John1231983 · August 2, 2018, 9:44pm

I want to draw loss per epoch from the example https://pytorch.org/tutorials/beginner/blitz/cifar10_tutorial.html#sphx-glr-beginner-blitz-cifar10-tutorial-py

The log file is

Out:

[1,  2000] loss: 2.173
[1,  4000] loss: 1.839
[1,  6000] loss: 1.659
[1,  8000] loss: 1.600
[1, 10000] loss: 1.533
[1, 12000] loss: 1.468
[2,  2000] loss: 1.395
[2,  4000] loss: 1.378
[2,  6000] loss: 1.368
[2,  8000] loss: 1.340
[2, 10000] loss: 1.316
[2, 12000] loss: 1.307
Finished Training

where the first column is the epoch number. So if I want to draw the loss per epoch, do I need to average the loss when they have same epoch number? It will be

Epoch   Loss
1          (2.173+1.839+1.659+1.600+1.533+1.468)/6
2         ...

Have you have more simple way in pytorch?

klory · August 3, 2018, 1:36am

for epoch in range(2):  # loop over the dataset multiple times
    epoch_loss = 0.0
    running_loss = 0.0
    for i, data in enumerate(trainloader, 0):
        # get the inputs
        inputs, labels = data

        # zero the parameter gradients
        optimizer.zero_grad()

        # forward + backward + optimize
        outputs = net(inputs)
        loss = criterion(outputs, labels)
        loss.backward()
        optimizer.step()

        epoch_loss += outputs.shape[0] * loss.item()
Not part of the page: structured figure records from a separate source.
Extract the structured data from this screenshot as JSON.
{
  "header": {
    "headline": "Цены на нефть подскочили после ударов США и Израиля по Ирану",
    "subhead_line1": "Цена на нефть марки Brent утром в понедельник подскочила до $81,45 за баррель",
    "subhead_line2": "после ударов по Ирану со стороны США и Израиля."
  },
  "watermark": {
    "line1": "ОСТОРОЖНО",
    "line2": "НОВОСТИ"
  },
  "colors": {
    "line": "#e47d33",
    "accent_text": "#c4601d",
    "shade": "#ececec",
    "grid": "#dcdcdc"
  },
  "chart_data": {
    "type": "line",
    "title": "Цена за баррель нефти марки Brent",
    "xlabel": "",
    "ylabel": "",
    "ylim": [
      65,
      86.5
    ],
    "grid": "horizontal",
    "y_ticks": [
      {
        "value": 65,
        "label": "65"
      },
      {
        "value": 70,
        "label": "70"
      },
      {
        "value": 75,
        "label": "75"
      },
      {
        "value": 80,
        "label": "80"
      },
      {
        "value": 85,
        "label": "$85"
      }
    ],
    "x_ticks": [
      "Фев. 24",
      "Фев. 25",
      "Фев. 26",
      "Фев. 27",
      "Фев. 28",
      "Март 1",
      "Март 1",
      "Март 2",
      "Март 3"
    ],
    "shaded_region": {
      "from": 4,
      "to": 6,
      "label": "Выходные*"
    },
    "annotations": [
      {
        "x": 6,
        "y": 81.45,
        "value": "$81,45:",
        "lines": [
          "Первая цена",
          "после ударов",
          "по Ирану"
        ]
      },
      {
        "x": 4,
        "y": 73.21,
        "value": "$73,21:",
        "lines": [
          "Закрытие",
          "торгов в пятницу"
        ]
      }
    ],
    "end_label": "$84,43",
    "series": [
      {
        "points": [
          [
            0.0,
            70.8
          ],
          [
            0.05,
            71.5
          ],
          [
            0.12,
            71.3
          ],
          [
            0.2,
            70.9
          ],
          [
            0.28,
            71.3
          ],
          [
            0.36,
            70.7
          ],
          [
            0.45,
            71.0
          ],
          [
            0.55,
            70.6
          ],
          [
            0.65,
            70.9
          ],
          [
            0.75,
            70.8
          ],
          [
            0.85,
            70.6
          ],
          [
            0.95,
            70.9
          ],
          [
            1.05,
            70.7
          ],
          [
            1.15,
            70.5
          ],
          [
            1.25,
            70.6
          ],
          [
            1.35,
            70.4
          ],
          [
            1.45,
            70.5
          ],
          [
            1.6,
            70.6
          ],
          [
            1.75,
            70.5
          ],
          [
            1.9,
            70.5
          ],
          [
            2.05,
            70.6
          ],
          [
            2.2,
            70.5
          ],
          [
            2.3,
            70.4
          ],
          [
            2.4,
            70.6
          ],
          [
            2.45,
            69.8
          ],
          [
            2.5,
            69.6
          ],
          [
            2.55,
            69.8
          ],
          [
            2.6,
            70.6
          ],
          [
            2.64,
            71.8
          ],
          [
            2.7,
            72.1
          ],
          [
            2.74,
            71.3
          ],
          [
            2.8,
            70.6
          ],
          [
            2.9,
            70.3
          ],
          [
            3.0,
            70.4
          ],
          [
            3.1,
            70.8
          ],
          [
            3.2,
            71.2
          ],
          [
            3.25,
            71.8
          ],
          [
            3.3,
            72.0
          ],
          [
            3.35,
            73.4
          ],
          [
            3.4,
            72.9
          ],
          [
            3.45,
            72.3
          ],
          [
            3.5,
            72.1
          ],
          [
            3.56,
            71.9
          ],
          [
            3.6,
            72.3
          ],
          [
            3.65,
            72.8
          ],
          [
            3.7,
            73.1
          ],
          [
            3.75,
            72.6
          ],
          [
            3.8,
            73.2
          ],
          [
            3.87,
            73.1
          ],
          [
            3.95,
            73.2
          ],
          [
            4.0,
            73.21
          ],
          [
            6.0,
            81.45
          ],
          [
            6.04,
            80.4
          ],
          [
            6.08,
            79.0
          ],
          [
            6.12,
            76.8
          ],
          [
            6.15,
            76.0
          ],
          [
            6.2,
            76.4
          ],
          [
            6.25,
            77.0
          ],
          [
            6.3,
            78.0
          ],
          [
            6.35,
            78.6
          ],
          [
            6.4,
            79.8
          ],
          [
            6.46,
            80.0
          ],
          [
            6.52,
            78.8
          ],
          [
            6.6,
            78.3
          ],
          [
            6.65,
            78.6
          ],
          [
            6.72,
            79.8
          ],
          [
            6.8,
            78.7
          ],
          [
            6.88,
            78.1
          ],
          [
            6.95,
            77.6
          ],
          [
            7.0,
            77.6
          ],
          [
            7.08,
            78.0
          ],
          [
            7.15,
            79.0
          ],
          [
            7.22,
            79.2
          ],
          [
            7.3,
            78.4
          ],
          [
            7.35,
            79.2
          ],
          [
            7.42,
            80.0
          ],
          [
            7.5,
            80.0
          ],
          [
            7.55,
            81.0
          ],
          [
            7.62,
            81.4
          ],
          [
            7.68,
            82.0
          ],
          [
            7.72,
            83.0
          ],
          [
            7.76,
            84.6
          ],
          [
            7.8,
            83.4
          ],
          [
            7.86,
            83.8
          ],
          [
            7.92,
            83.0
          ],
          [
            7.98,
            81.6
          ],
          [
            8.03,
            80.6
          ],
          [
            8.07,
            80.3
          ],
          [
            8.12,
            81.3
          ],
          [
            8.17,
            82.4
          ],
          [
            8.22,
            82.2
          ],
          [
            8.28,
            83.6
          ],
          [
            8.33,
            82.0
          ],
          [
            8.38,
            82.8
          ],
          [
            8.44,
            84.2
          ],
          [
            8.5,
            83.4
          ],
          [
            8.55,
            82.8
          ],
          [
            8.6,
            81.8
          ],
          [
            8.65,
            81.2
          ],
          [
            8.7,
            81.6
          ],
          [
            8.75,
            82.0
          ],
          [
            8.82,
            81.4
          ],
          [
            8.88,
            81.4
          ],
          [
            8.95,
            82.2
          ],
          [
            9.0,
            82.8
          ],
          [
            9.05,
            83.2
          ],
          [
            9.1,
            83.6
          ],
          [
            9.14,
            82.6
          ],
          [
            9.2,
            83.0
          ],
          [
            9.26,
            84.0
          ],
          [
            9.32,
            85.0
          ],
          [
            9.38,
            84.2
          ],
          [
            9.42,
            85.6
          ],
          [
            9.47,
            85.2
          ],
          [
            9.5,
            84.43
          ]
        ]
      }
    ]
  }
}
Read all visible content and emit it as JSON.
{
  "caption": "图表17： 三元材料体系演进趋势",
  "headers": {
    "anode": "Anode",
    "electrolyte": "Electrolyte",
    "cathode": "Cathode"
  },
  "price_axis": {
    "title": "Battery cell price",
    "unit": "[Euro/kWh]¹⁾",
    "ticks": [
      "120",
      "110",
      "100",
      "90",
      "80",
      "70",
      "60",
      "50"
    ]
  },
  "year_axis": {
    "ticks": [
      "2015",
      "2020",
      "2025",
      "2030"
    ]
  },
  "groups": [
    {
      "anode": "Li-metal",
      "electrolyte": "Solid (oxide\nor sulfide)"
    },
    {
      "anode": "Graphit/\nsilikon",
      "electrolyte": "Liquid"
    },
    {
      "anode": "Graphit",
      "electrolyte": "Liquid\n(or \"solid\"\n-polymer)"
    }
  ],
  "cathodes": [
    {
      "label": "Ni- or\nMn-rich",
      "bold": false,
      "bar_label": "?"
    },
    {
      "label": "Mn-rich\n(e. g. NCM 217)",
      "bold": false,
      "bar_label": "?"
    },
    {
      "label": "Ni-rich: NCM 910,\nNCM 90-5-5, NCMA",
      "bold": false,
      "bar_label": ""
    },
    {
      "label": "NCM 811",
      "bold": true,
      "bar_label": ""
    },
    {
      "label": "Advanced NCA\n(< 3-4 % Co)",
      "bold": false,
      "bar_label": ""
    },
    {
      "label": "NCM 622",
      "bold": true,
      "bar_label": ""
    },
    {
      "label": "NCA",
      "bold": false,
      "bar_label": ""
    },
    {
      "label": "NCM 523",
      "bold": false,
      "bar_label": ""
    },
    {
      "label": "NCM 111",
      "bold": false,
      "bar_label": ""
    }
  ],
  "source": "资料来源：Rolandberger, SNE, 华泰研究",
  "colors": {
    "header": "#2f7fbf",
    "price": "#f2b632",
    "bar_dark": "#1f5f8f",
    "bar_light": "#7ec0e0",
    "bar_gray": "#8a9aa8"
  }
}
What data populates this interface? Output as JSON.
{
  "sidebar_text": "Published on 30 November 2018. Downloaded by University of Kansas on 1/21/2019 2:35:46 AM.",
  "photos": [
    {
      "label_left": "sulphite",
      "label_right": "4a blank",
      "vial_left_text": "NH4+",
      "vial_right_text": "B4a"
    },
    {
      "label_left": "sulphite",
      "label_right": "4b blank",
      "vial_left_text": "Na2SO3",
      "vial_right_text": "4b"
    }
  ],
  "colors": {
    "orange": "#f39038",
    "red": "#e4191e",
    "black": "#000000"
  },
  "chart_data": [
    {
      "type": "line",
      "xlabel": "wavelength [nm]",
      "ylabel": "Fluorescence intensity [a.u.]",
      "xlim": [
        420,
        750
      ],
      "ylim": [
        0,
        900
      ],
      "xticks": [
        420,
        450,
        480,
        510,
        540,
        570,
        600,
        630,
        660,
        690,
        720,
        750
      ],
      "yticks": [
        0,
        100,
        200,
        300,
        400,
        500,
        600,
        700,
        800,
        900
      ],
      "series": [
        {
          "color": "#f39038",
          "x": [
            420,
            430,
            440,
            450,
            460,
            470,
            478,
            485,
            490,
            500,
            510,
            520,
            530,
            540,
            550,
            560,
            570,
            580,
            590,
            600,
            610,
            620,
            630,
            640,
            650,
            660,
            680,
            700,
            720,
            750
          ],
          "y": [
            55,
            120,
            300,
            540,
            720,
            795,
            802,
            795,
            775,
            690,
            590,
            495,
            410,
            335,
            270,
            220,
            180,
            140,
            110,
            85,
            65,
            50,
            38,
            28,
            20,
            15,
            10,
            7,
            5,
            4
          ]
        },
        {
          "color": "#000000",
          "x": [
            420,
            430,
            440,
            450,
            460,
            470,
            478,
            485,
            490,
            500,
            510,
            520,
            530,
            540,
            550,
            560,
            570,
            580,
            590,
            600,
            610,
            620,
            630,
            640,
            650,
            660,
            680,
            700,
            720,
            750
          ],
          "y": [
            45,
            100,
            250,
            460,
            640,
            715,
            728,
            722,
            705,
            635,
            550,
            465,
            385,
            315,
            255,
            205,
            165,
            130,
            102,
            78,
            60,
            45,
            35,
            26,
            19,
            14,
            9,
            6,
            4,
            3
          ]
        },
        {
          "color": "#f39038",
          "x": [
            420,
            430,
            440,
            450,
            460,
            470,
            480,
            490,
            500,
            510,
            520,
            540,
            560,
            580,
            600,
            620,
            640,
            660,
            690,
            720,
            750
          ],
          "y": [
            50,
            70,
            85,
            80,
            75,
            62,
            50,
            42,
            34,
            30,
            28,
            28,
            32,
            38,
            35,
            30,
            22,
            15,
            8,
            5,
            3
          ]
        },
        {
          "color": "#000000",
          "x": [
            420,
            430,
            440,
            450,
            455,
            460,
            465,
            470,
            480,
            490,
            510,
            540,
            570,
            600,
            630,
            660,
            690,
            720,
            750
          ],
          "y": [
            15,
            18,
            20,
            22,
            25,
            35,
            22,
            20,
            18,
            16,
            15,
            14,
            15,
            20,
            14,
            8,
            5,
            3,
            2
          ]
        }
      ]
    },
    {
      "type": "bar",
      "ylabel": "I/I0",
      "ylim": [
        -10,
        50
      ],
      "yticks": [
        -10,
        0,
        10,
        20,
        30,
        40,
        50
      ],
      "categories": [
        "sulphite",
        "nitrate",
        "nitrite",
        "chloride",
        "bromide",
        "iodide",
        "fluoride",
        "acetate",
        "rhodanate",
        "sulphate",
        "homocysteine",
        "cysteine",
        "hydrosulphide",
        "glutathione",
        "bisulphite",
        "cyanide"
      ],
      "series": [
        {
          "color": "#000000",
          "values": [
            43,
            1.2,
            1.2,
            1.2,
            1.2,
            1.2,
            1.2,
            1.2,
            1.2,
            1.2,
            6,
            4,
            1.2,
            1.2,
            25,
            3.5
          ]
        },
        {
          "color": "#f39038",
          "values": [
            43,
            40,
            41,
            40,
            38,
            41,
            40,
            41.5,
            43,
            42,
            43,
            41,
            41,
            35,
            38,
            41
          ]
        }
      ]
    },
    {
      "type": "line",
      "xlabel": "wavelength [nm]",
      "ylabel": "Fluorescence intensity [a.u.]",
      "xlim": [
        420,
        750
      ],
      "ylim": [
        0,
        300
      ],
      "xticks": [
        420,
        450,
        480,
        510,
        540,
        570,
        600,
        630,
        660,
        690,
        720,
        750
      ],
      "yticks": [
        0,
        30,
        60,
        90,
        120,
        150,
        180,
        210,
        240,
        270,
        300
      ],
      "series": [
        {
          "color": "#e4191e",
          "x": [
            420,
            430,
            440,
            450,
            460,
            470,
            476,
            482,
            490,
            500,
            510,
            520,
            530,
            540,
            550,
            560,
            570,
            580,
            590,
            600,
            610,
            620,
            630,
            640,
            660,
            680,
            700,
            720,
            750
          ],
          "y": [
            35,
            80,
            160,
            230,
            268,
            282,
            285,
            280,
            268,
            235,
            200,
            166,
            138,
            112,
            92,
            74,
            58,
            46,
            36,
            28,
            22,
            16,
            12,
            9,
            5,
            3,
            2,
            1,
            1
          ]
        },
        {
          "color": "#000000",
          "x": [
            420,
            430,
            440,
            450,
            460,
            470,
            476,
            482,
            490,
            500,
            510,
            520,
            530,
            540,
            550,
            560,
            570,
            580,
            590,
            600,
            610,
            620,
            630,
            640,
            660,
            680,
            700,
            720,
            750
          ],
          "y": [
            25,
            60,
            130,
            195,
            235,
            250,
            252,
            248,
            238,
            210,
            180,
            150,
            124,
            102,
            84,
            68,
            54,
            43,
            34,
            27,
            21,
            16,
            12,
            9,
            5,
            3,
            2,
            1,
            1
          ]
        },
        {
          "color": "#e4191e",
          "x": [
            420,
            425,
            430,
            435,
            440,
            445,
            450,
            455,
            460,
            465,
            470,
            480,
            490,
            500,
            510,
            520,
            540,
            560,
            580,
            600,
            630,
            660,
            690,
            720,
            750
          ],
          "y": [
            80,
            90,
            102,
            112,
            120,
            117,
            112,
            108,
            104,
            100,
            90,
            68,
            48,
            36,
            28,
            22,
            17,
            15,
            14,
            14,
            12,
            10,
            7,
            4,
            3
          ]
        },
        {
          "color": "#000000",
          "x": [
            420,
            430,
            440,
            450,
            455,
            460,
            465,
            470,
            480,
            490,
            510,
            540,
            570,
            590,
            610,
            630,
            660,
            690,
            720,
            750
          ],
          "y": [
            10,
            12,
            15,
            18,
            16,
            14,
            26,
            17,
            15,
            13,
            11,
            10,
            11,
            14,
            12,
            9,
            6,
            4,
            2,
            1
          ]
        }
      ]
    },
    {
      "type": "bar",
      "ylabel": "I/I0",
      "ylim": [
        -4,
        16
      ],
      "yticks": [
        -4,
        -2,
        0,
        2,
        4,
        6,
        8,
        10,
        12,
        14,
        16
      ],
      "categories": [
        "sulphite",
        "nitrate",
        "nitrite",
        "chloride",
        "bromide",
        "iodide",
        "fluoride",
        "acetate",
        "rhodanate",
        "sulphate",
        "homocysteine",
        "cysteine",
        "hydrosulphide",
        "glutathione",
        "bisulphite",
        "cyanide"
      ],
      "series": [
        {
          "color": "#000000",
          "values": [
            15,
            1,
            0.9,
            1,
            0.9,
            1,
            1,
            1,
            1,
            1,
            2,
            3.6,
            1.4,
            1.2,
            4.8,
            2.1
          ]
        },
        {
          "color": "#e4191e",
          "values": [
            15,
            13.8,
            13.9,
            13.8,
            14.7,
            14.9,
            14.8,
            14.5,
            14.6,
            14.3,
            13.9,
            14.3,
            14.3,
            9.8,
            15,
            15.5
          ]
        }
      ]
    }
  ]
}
        # print statistics
        running_loss += loss.item()
        if i % 2000 == 1999:    # print every 2000 mini-batches
            print('[%d, %5d] loss: %.3f' %
                  (epoch + 1, i + 1, running_loss / 2000))
            running_loss = 0.0

    # print epoch loss
    print(epoch+1, epoch_loss / len(trainset))

print('Finished Training')

John1231983 · August 3, 2018, 2:04am

Thanks. So we have to modify the code. I think this may be good option

Dominik_Winterer · October 5, 2018, 9:12am

@klory
Why do you multiply the loss.item() with the first dimension of the outputs tensor.
This seems odd to me.

epoch_loss += outputs.shape[0] * loss.item()

klory · October 5, 2018, 1:09pm

The loss is averaged by the batch_size, which is the first dimension

Dominik_Winterer · October 5, 2018, 1:58pm

where is the average here? Shouldn’t you divide instead of multiplying?

klory · October 16, 2018, 3:06am

Inside the definition of criterion
https://pytorch.org/docs/stable/nn.html#torch.nn.CrossEntropyLoss

MauroCE · November 3, 2020, 3:35pm

I really couldn’t understand this for a long time. I think what Klory is trying to say is this:

If you look at most loss functions (e.g. Cross Entropy Loss) you will see that reduction="mean". This means that the loss is calculated for each item in the batch, summed and then divided by the size of the batch.
If you want to compute the standard loss (without the average) you will need to multiply the mean loss outputted by criterion() with the batch size, which is outputs.shape[0].